Revision as of 15:49, 28 August 2015

Data archiving procedure (for EPSRC-funded researchers)

Requirements

The EPSRC requires that all publications with a publication date on/after 1st May 2015 include a statement describing how to access the underlying research data. This means the data must be publicly available, and easy to understand.

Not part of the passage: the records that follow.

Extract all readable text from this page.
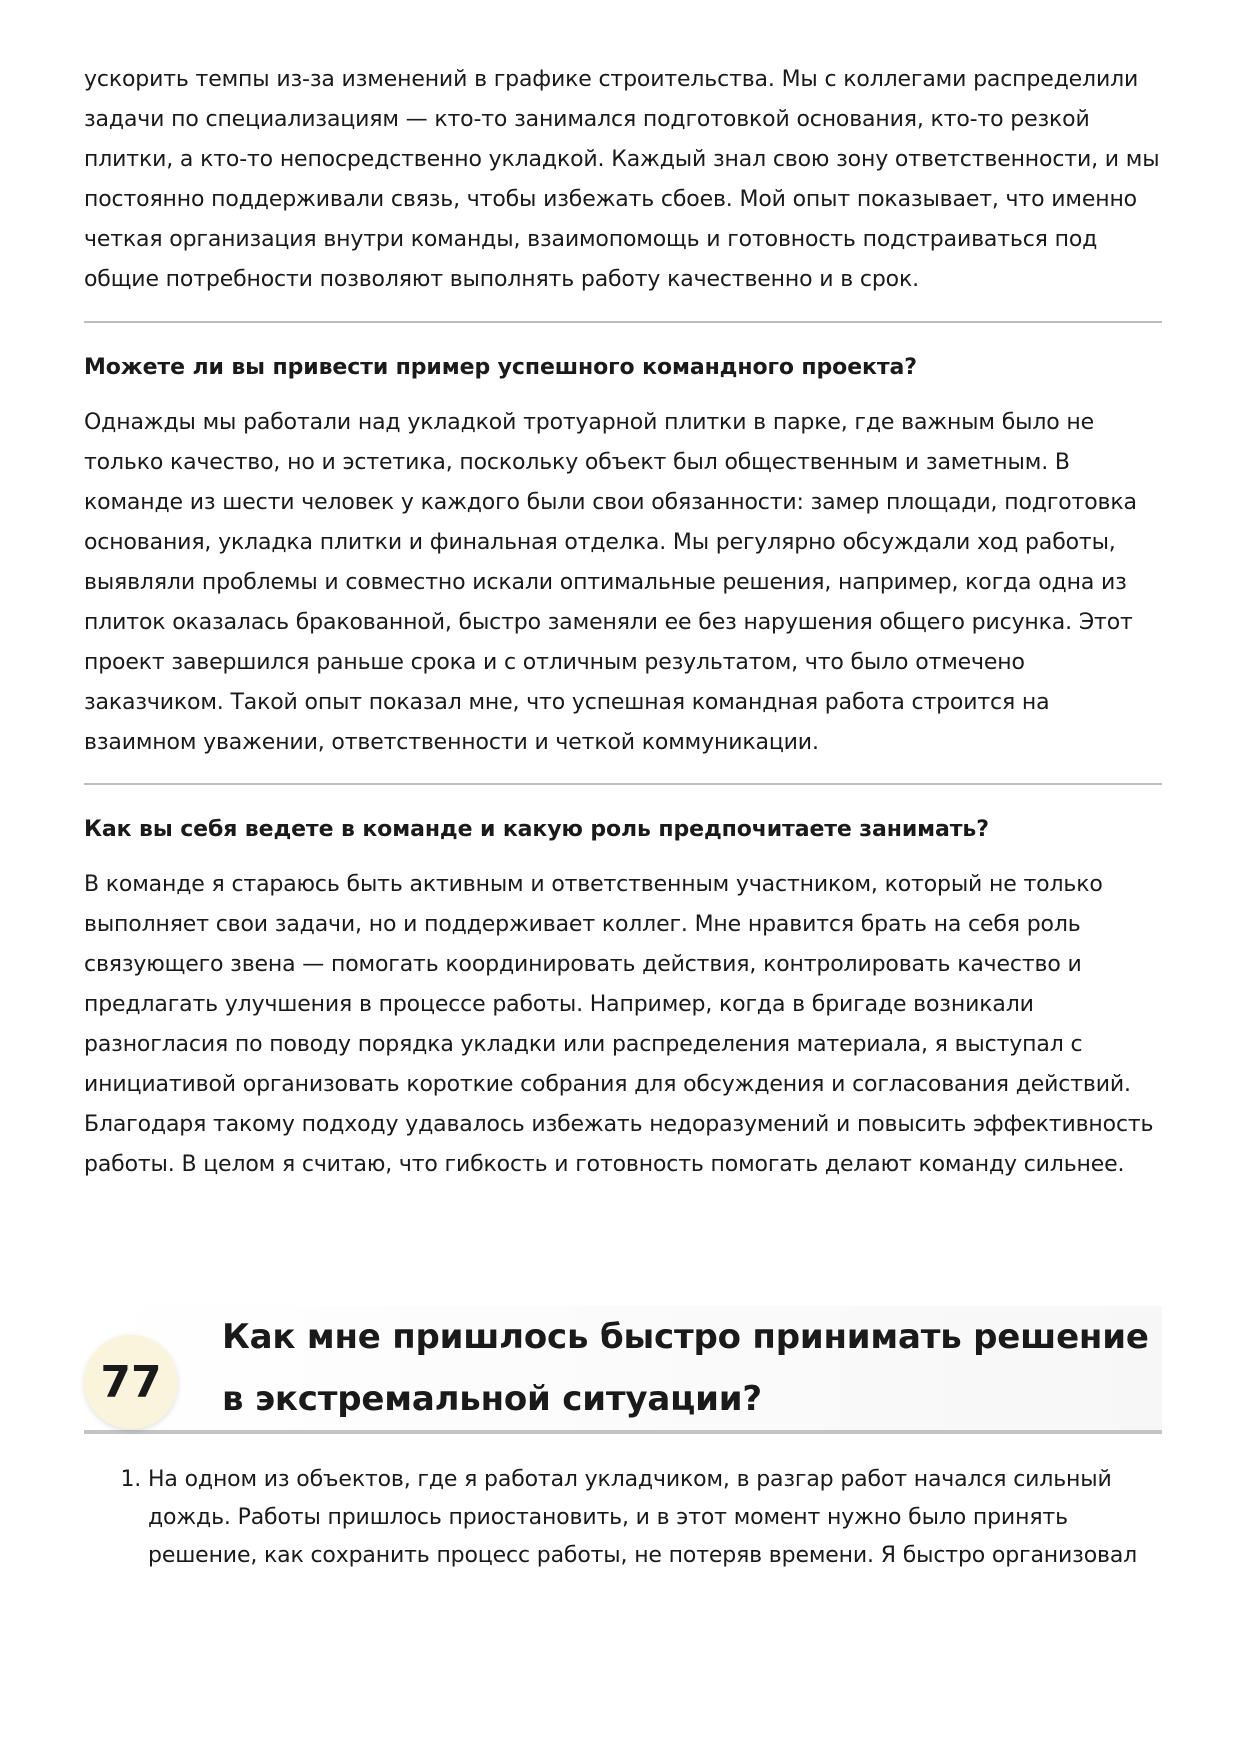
ускорить темпы из-за изменений в графике строительства. Мы с коллегами распределили задачи по специализациям — кто-то занимался подготовкой основания, кто-то резкой плитки, а кто-то непосредственно укладкой. Каждый знал свою зону ответственности, и мы постоянно поддерживали связь, чтобы избежать сбоев. Мой опыт показывает, что именно четкая организация внутри команды, взаимопомощь и готовность подстраиваться под общие потребности позволяют выполнять работу качественно и в срок.

Можете ли вы привести пример успешного командного проекта?

Однажды мы работали над укладкой тротуарной плитки в парке, где важным было не только качество, но и эстетика, поскольку объект был общественным и заметным. В команде из шести человек у каждого были свои обязанности: замер площади, подготовка основания, укладка плитки и финальная отделка. Мы регулярно обсуждали ход работы, выявляли проблемы и совместно искали оптимальные решения, например, когда одна из плиток оказалась бракованной, быстро заменяли ее без нарушения общего рисунка. Этот проект завершился раньше срока и с отличным результатом, что было отмечено заказчиком. Такой опыт показал мне, что успешная командная работа строится на взаимном уважении, ответственности и четкой коммуникации.

Как вы себя ведете в команде и какую роль предпочитаете занимать?

В команде я стараюсь быть активным и ответственным участником, который не только выполняет свои задачи, но и поддерживает коллег. Мне нравится брать на себя роль связующего звена — помогать координировать действия, контролировать качество и предлагать улучшения в процессе работы. Например, когда в бригаде возникали разногласия по поводу порядка укладки или распределения материала, я выступал с инициативой организовать короткие собрания для обсуждения и согласования действий. Благодаря такому подходу удавалось избежать недоразумений и повысить эффективность работы. В целом я считаю, что гибкость и готовность помогать делают команду сильнее.

77
Как мне пришлось быстро принимать решение в экстремальной ситуации?
1. На одном из объектов, где я работал укладчиком, в разгар работ начался сильный дождь. Работы пришлось приостановить, и в этот момент нужно было принять решение, как сохранить процесс работы, не потеряв времени. Я быстро организовал
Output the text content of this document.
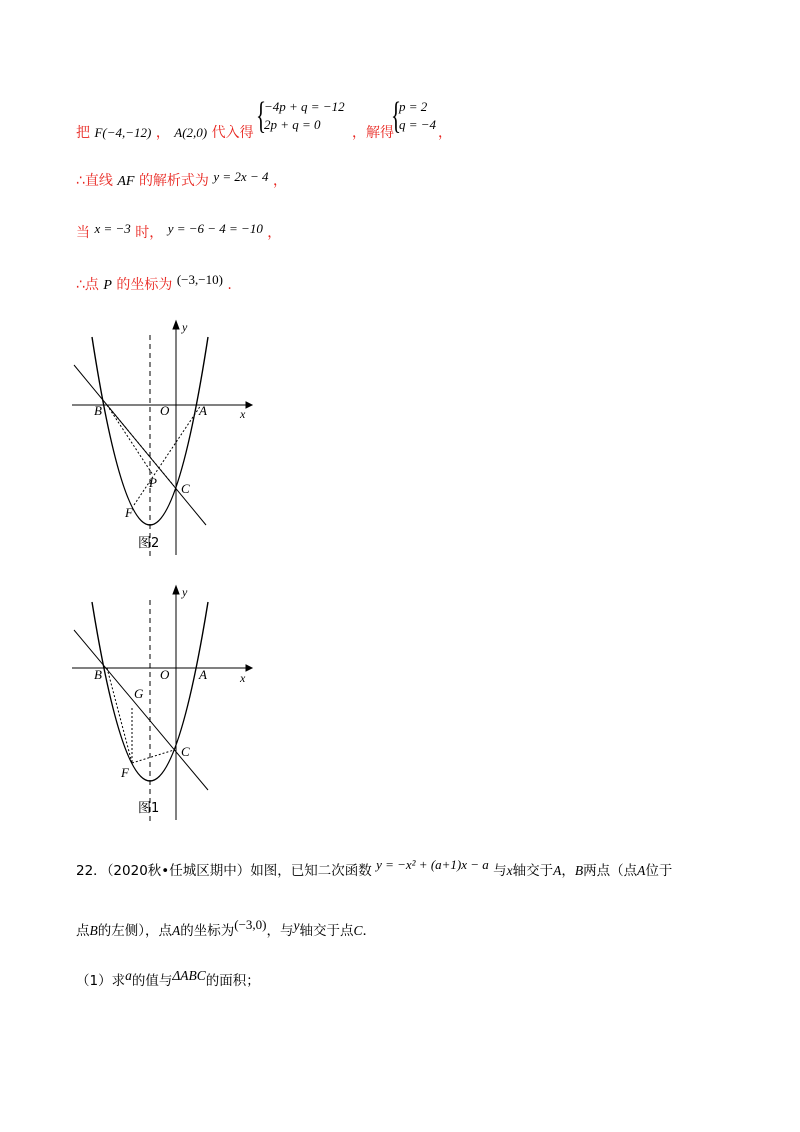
把 F(−4,−12) ， A(2,0) 代入得 {
−4p + q = −12
2p + q = 0
，解得
{
p = 2
q = −4
，
∴直线 AF 的解析式为 y = 2x − 4 ，
当 x = −3 时， y = −6 − 4 = −10 ，
∴点 P 的坐标为 (−3,−10) .
y
x
B	O A
P C
F
图2
y
x
B	O A
G
C
F
图1
22．（2020秋•任城区期中）如图，已知二次函数 y = −x² + (a+1)x − a 与x轴交于A，B两点（点A位于
点B的左侧），点A的坐标为(−3,0)，与y轴交于点C．
（1）求a的值与ΔABC的面积；
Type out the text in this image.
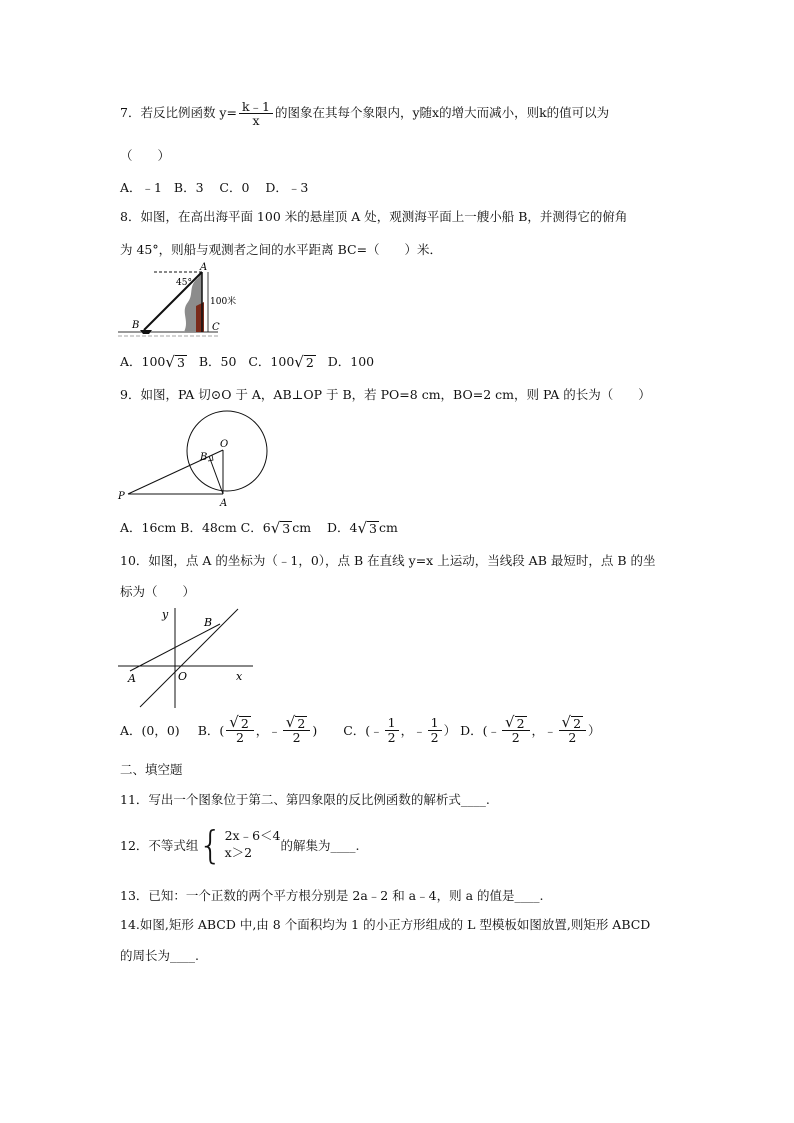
7．若反比例函数 $y= \frac{k﹣1}{x}$ 的图象在其每个象限内，y随x的增大而减小，则k的值可以为
（　　）
A．﹣1   B．3    C．0    D．﹣3
8．如图，在高出海平面 100 米的悬崖顶 A 处，观测海平面上一艘小船 B，并测得它的俯角
为 45°，则船与观测者之间的水平距离 BC=（　　）米．
A
B	C
45°
100米
A．100 √ 3 B．50 C．100 √ 2 D．100
9．如图，PA 切⊙O 于 A，AB⊥OP 于 B，若 PO=8 cm，BO=2 cm，则 PA 的长为（　　）
O
B
A
P
A．16cm B．48cm C．6 √ 3 cm D．4 √ 3 cm
10．如图，点 A 的坐标为（﹣1，0），点 B 在直线 y=x 上运动，当线段 AB 最短时，点 B 的坐
标为（　　）
y
x
O
A
B
A．(0，0) B．( $\frac{√ 2}{2}$ ，﹣ $\frac{√ 2}{2}$ ) C．(﹣ $\frac{1}{2}$ ，﹣ $\frac{1}{2}$ ） D．(﹣ $\frac{√ 2}{2}$ ，﹣ $\frac{√ 2}{2}$ ）
二、填空题
11．写出一个图象位于第二、第四象限的反比例函数的解析式____.
12．不等式组 { 2x﹣6＜4
x＞2	的解集为____.
13．已知：一个正数的两个平方根分别是 2a﹣2 和 a﹣4，则 a 的值是____.
14.如图,矩形 ABCD 中,由 8 个面积均为 1 的小正方形组成的 L 型模板如图放置,则矩形 ABCD
的周长为____.
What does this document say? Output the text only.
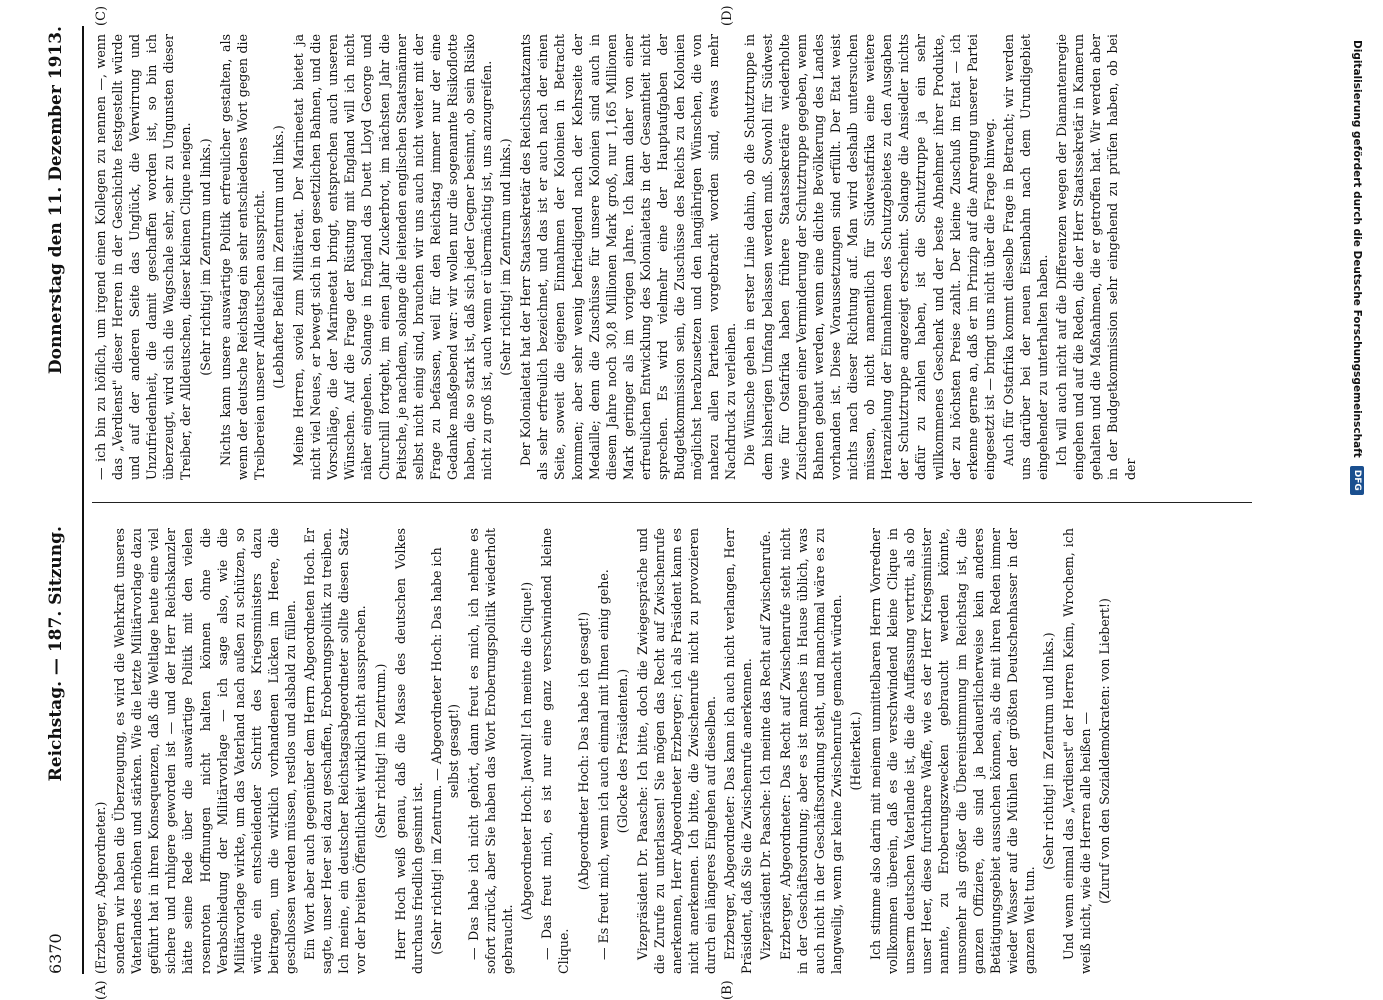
6370
Reichstag. — 187. Sitzung.
Donnerstag den 11. Dezember 1913.
(A)	(B)
(C)	(D)

(Erzberger, Abgeordneter.) sondern wir haben die Überzeugung, es wird die Wehrkraft unseres Vaterlandes erhöhen und stärken. Wie die letzte Militärvorlage dazu geführt hat in ihren Konsequenzen, daß die Weltlage heute eine viel sichere und ruhigere geworden ist — und der Herr Reichskanzler hätte seine Rede über die auswärtige Politik mit den vielen rosenroten Hoffnungen nicht halten können ohne die Verabschiedung der Militärvorlage — ich sage also, wie die Militärvorlage wirkte, um das Vaterland nach außen zu schützen, so würde ein entscheidender Schritt des Kriegsministers dazu beitragen, um die wirklich vorhandenen Lücken im Heere, die geschlossen werden müssen, restlos und alsbald zu füllen. Ein Wort aber auch gegenüber dem Herrn Abgeordneten Hoch. Er sagte, unser Heer sei dazu geschaffen, Eroberungspolitik zu treiben. Ich meine, ein deutscher Reichstagsabgeordneter sollte diesen Satz vor der breiten Öffentlichkeit wirklich nicht aussprechen. (Sehr richtig! im Zentrum.) Herr Hoch weiß genau, daß die Masse des deutschen Volkes durchaus friedlich gesinnt ist. (Sehr richtig! im Zentrum. — Abgeordneter Hoch: Das habe ich selbst gesagt!) — Das habe ich nicht gehört, dann freut es mich, ich nehme es sofort zurück, aber Sie haben das Wort Eroberungspolitik wiederholt gebraucht.

(Abgeordneter Hoch: Jawohl! Ich meinte die Clique!) — Das freut mich, es ist nur eine ganz verschwindend kleine Clique.

(Abgeordneter Hoch: Das habe ich gesagt!) — Es freut mich, wenn ich auch einmal mit Ihnen einig gehe. (Glocke des Präsidenten.) Vizepräsident Dr. Paasche: Ich bitte, doch die Zwiegespräche und die Zurufe zu unterlassen! Sie mögen das Recht auf Zwischenrufe anerkennen, Herr Abgeordneter Erzberger; ich als Präsident kann es nicht anerkennen. Ich bitte, die Zwischenrufe nicht zu provozieren durch ein längeres Eingehen auf dieselben. Erzberger, Abgeordneter: Das kann ich auch nicht verlangen, Herr Präsident, daß Sie die Zwischenrufe anerkennen. Vizepräsident Dr. Paasche: Ich meinte das Recht auf Zwischenrufe. Erzberger, Abgeordneter: Das Recht auf Zwischenrufe steht nicht in der Geschäftsordnung; aber es ist manches in Hause üblich, was auch nicht in der Geschäftsordnung steht, und manchmal wäre es zu langweilig, wenn gar keine Zwischenrufe gemacht würden. (Heiterkeit.) Ich stimme also darin mit meinem unmittelbaren Herrn Vorredner vollkommen überein, daß es die verschwindend kleine Clique in unserm deutschen Vaterlande ist, die die Auffassung vertritt, als ob unser Heer, diese furchtbare Waffe, wie es der Herr Kriegsminister nannte, zu Eroberungszwecken gebraucht werden könnte, umsomehr als größer die Übereinstimmung im Reichstag ist, die ganzen Offiziere, die sind ja bedauerlicherweise kein anderes Betätigungsgebiet aussuchen können, als die mit ihren Reden immer wieder Wasser auf die Mühlen der größten Deutschenhasser in der ganzen Welt tun.

(Sehr richtig! im Zentrum und links.) Und wenn einmal das „Verdienst" der Herren Keim, Wrochem, ich weiß nicht, wie die Herren alle heißen — (Zuruf von den Sozialdemokraten: von Liebert!)

— ich bin zu höflich, um irgend einen Kollegen zu nennen —, wenn das „Verdienst" dieser Herren in der Geschichte festgestellt würde und auf der anderen Seite das Unglück, die Verwirrung und Unzufriedenheit, die damit geschaffen worden ist, so bin ich überzeugt, wird sich die Wagschale sehr, sehr zu Ungunsten dieser Treiber, der Alldeutschen, dieser kleinen Clique neigen. (Sehr richtig! im Zentrum und links.) Nichts kann unsere auswärtige Politik erfreulicher gestalten, als wenn der deutsche Reichstag ein sehr entschiedenes Wort gegen die Treibereien unserer Alldeutschen ausspricht. (Lebhafter Beifall im Zentrum und links.) Meine Herren, soviel zum Militäretat. Der Marineetat bietet ja nicht viel Neues, er bewegt sich in den gesetzlichen Bahnen, und die Vorschläge, die der Marineetat bringt, entsprechen auch unseren Wünschen. Auf die Frage der Rüstung mit England will ich nicht näher eingehen. Solange in England das Duett Lloyd George und Churchill fortgeht, im einen Jahr Zuckerbrot, im nächsten Jahr die Peitsche, je nachdem, solange die leitenden englischen Staatsmänner selbst nicht einig sind, brauchen wir uns auch nicht weiter mit der Frage zu befassen, weil für den Reichstag immer nur der eine Gedanke maßgebend war: wir wollen nur die sogenannte Risikoflotte haben, die so stark ist, daß sich jeder Gegner besinnt, ob sein Risiko nicht zu groß ist, auch wenn er übermächtig ist, uns anzugreifen. (Sehr richtig! im Zentrum und links.) Der Kolonialetat hat der Herr Staatssekretär des Reichsschatzamts als sehr erfreulich bezeichnet, und das ist er auch nach der einen Seite, soweit die eigenen Einnahmen der Kolonien in Betracht kommen; aber sehr wenig befriedigend nach der Kehrseite der Medaille; denn die Zuschüsse für unsere Kolonien sind auch in diesem Jahre noch 30,8 Millionen Mark groß, nur 1,165 Millionen Mark geringer als im vorigen Jahre. Ich kann daher von einer erfreulichen Entwicklung des Kolonialetats in der Gesamtheit nicht sprechen. Es wird vielmehr eine der Hauptaufgaben der Budgetkommission sein, die Zuschüsse des Reichs zu den Kolonien möglichst herabzusetzen und den langjährigen Wünschen, die von nahezu allen Parteien vorgebracht worden sind, etwas mehr Nachdruck zu verleihen. Die Wünsche gehen in erster Linie dahin, ob die Schutztruppe in dem bisherigen Umfang belassen werden muß. Sowohl für Südwest wie für Ostafrika haben frühere Staatssekretäre wiederholte Zusicherungen einer Verminderung der Schutztruppe gegeben, wenn Bahnen gebaut werden, wenn eine dichte Bevölkerung des Landes vorhanden ist. Diese Voraussetzungen sind erfüllt. Der Etat weist nichts nach dieser Richtung auf. Man wird deshalb untersuchen müssen, ob nicht namentlich für Südwestafrika eine weitere Heranziehung der Einnahmen des Schutzgebietes zu den Ausgaben der Schutztruppe angezeigt erscheint. Solange die Ansiedler nichts dafür zu zahlen haben, ist die Schutztruppe ja ein sehr willkommenes Geschenk und der beste Abnehmer ihrer Produkte, der zu höchsten Preise zahlt. Der kleine Zuschuß im Etat — ich erkenne gerne an, daß er im Prinzip auf die Anregung unserer Partei eingesetzt ist — bringt uns nicht über die Frage hinweg. Auch für Ostafrika kommt dieselbe Frage in Betracht; wir werden uns darüber bei der neuen Eisenbahn nach dem Urundigebiet eingehender zu unterhalten haben. Ich will auch nicht auf die Differenzen wegen der Diamantenregie eingehen und auf die Reden, die der Herr Staatssekretär in Kamerun gehalten und die Maßnahmen, die er getroffen hat. Wir werden aber in der Budgetkommission sehr eingehend zu prüfen haben, ob bei der

Digitalisierung gefördert durch die Deutsche Forschungsgemeinschaft
DFG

The Thom Group uses the university data repository for this purpose. (http://www.data.cam.ac.uk/repository) For every paper, there should be a corresponding directory with a metadata file about its contents.


Required information

When the data was created (yyyy-mm-dd)

How the data was created:

  • If you used publicly available software, it is sufficient to state the name and version of the software eg: Q-Chem (Version 4.0.1, Q-Chem, Inc., Pittsburgh, PA (2007) www.q-chem.com)
  • If you used your own code or software which is not publicly available, you should include a copy of that code or, in the worst case scenario, details of the software and its creators. eg: ‘Data produced using The Thom Group's qcmagic script’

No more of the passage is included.